In particolare, i senatori erano riusciti a visionare un rapporto classificato nel quale la CIA sembrava appoggiare le conclusioni critiche nei suoi confronti espresse dal rapporto della commissione. Pubblicamente, al contrario, i vertici della principale agenzia di intelligence americana avevano invece respinto le accuse del Congresso.

Il rapporto della commissione del Senato rimane comunque segreto, anche se almeno una parte di esso potrebbe essere pubblicata nel prossimo futuro.
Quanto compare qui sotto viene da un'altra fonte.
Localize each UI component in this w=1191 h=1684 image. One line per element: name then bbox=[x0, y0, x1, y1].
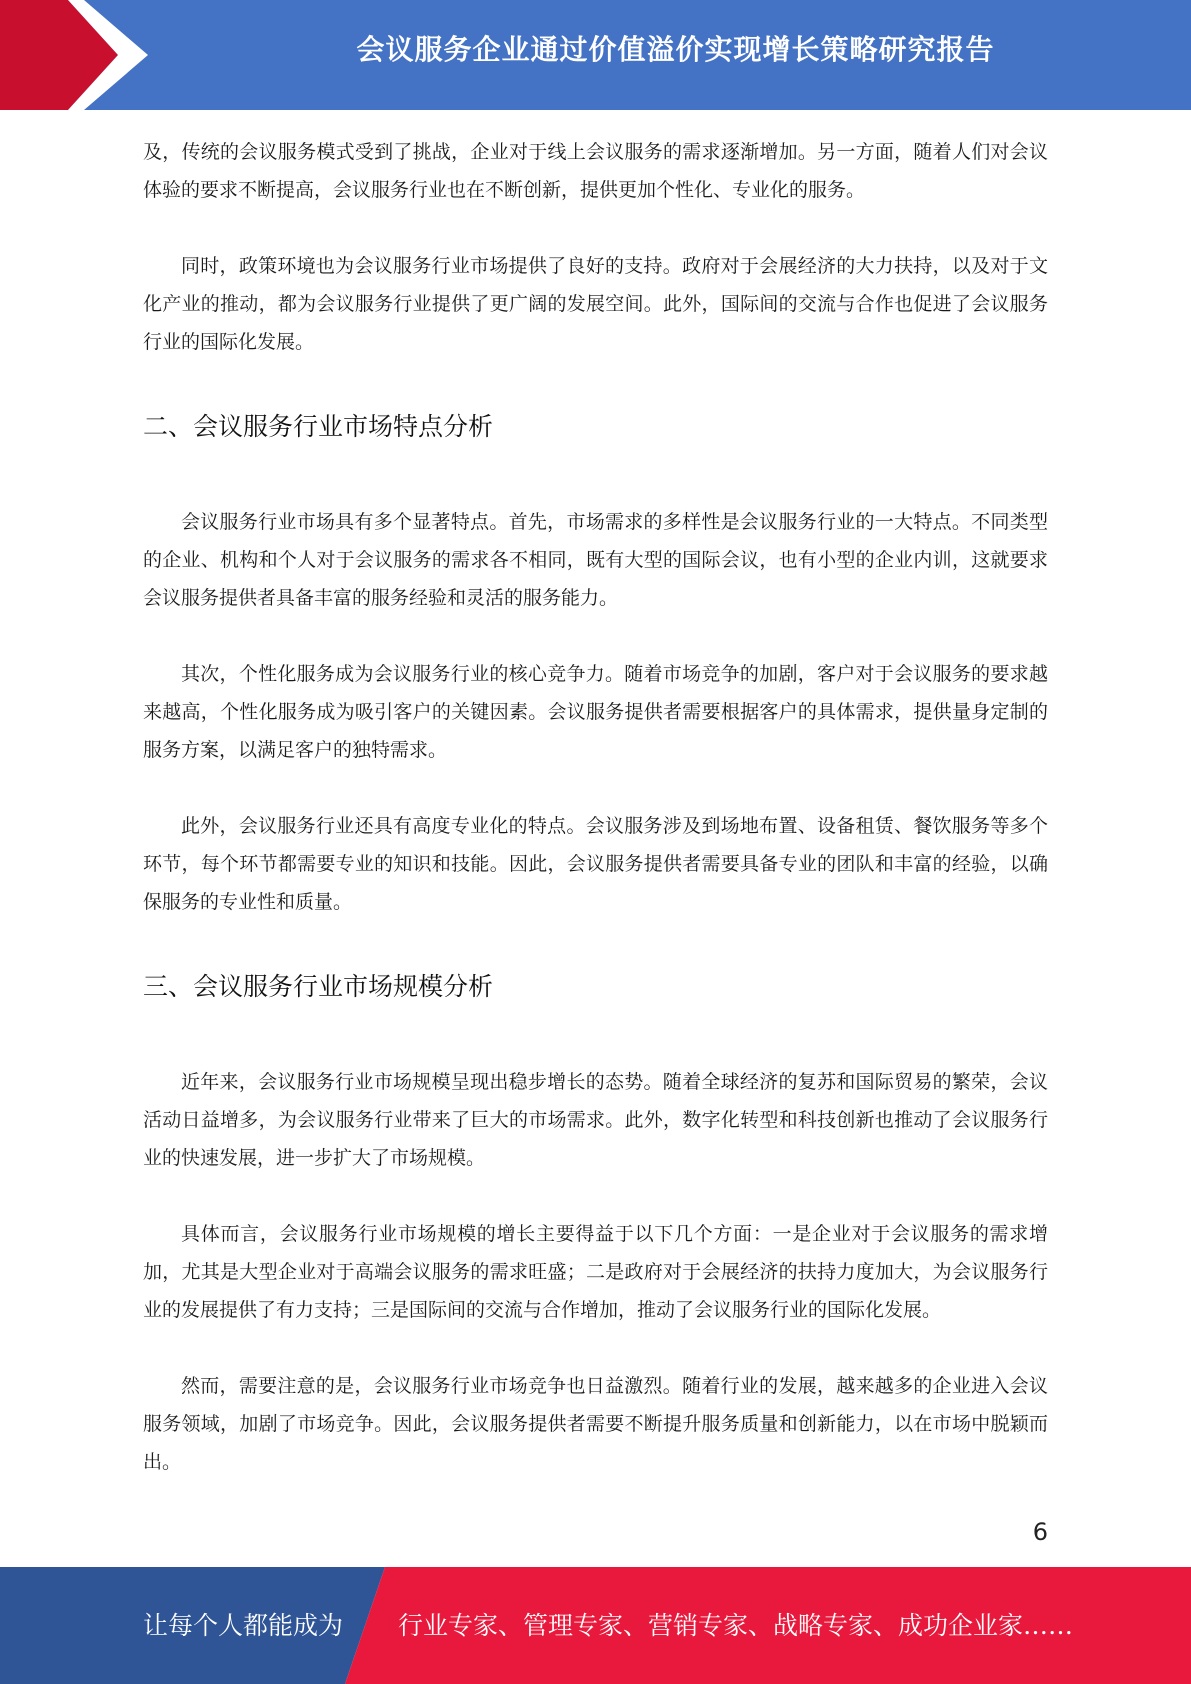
paragraph: 会议服务行业市场具有多个显著特点。首先，市场需求的多样性是会议服务行业的一大特点。不同类型的企业、机构和个人对于会议服务的需求各不相同，既有大型的国际会议，也有小型的企业内训，这就要求会议服务提供者具备丰富的服务经验和灵活的服务能力。 bbox=[143, 511, 1048, 609]
section-heading: 二、会议服务行业市场特点分析 bbox=[143, 412, 494, 441]
paragraph: 然而，需要注意的是，会议服务行业市场竞争也日益激烈。随着行业的发展，越来越多的企业进入会议服务领域，加剧了市场竞争。因此，会议服务提供者需要不断提升服务质量和创新能力，以在市场中脱颖而出。 bbox=[143, 1375, 1048, 1473]
page-footer bbox=[0, 1567, 1191, 1684]
document-body bbox=[143, 133, 1048, 1481]
footer-slogan-right: 行业专家、管理专家、营销专家、战略专家、成功企业家…… bbox=[398, 1611, 1074, 1640]
paragraph: 其次，个性化服务成为会议服务行业的核心竞争力。随着市场竞争的加剧，客户对于会议服务的要求越来越高，个性化服务成为吸引客户的关键因素。会议服务提供者需要根据客户的具体需求，提供量身定制的服务方案，以满足客户的独特需求。 bbox=[143, 663, 1048, 761]
paragraph: 同时，政策环境也为会议服务行业市场提供了良好的支持。政府对于会展经济的大力扶持，以及对于文化产业的推动，都为会议服务行业提供了更广阔的发展空间。此外，国际间的交流与合作也促进了会议服务行业的国际化发展。 bbox=[143, 255, 1048, 353]
paragraph: 具体而言，会议服务行业市场规模的增长主要得益于以下几个方面：一是企业对于会议服务的需求增加，尤其是大型企业对于高端会议服务的需求旺盛；二是政府对于会展经济的扶持力度加大，为会议服务行业的发展提供了有力支持；三是国际间的交流与合作增加，推动了会议服务行业的国际化发展。 bbox=[143, 1223, 1048, 1321]
footer-slogan-left: 让每个人都能成为 bbox=[143, 1611, 344, 1640]
page-header bbox=[0, 0, 1191, 110]
page-number: 6 bbox=[1032, 1518, 1048, 1546]
paragraph: 及，传统的会议服务模式受到了挑战，企业对于线上会议服务的需求逐渐增加。另一方面，随着人们对会议体验的要求不断提高，会议服务行业也在不断创新，提供更加个性化、专业化的服务。 bbox=[143, 141, 1048, 201]
paragraph: 此外，会议服务行业还具有高度专业化的特点。会议服务涉及到场地布置、设备租赁、餐饮服务等多个环节，每个环节都需要专业的知识和技能。因此，会议服务提供者需要具备专业的团队和丰富的经验，以确保服务的专业性和质量。 bbox=[143, 815, 1048, 913]
section-heading: 三、会议服务行业市场规模分析 bbox=[143, 972, 494, 1001]
paragraph: 近年来，会议服务行业市场规模呈现出稳步增长的态势。随着全球经济的复苏和国际贸易的繁荣，会议活动日益增多，为会议服务行业带来了巨大的市场需求。此外，数字化转型和科技创新也推动了会议服务行业的快速发展，进一步扩大了市场规模。 bbox=[143, 1071, 1048, 1169]
header-arrow-decoration bbox=[0, 0, 160, 110]
report-title: 会议服务企业通过价值溢价实现增长策略研究报告 bbox=[356, 33, 995, 66]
Giovedì, infatti, nonostante la contrarietà di quasi tutti i suoi membri repubblicani, la Commissione sui Servizi Segreti ha approvato una risoluzione che intende sollecitare la Casa Bianca a declassificare qualche centinaio di pagine del rapporto stesso.

Il presidente Obama, da parte sua, ha più volte lanciato segnali positivi in questo senso, anche se la versione che sarà resa pubblica risulterà pesantemente oscurata e, oltretutto, i tempi della pubblicazione potrebbero essere molto lunghi.

L’amministrazione democratica, inoltre, pur cercando di apparire intenzionata a fare chiarezza sugli abusi della CIA, ha appoggiato nemmeno troppo velatamente l’attuale direttore dell’agenzia di intelligence, l’ex consigliere di Obama per l’anti-terrorismo, John Brennan, nella diatriba con il Congresso. Come è apparso di recente sui giornali americani, infine, la stessa Casa Bianca si era anche rifiutata di fornire alla Commissione del Senato più di 9 mila documenti utili all’indagine sui programmi illegali della CIA.